New Delhi: Tightening the norms, the Government has done away with automatic approval of foreign direct investment (FDI) in the existing pharmaceutical companies.
For any merger or acquisition, the overseas investor will have to seek permission from Foreign Investment Promotion Board (FIPB).
After six months, it will be the monopoly watchdog Competition Commission of India (CCI) which will vet such deals.
The decision follows directions from Prime Minister Manmohan Singh who, along with his senior Cabinet colleagues, had deliberated on October 10 over concerns arising out of several acquisitions of domestic pharmaceutical companies by overseas firms.
FDI into the existing firms will be subject to the government approval. "FDI upto 100 percent would be permitted for brownfield investments in the pharmaceuticals sector, under the Government approval route," a Department of Industrial Policy and Promotion (DIPP) press note said.
However, for the new investment 100 per cent FDI will be allowed under the automatic route, under which investors only inform the Reserve Bank about the inflows and no specific government nod is required.
DIPP said, the "decision will take immediate effect and would be reviewed after a period of six months".
The CII filter was suggested by a high level committee, headed by Planning Commission Member Arun Maira.

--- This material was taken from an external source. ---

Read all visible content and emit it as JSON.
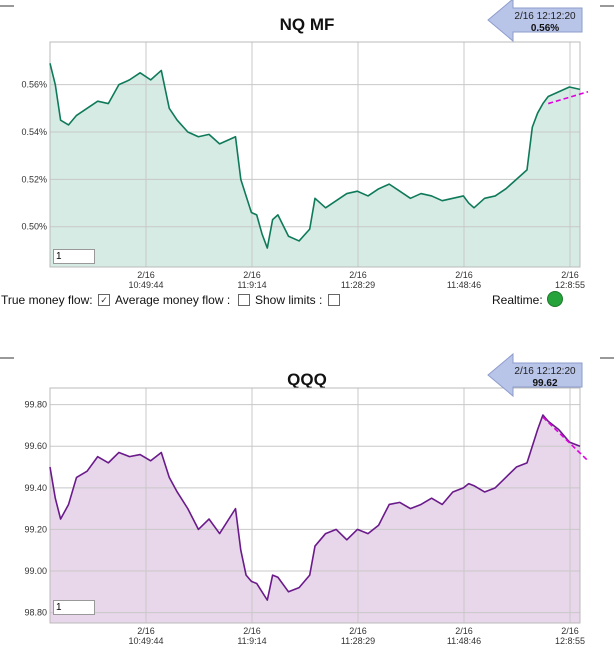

Concerns have been raised over the impact of a spate of acquisitions of homegrown firms by multi-national companies.
The recent acquisitions include Ranbaxy Laboratories by Daiichi Sankyo of Japan, Shanta Biotech by Sanofi Aventis of France and Piramal Health Care by Abbott Laboratories of US.
The affordability factor has so far been the hallmark of the Indian generic drugs all over the world, thanks to robust growth of the homegrown players.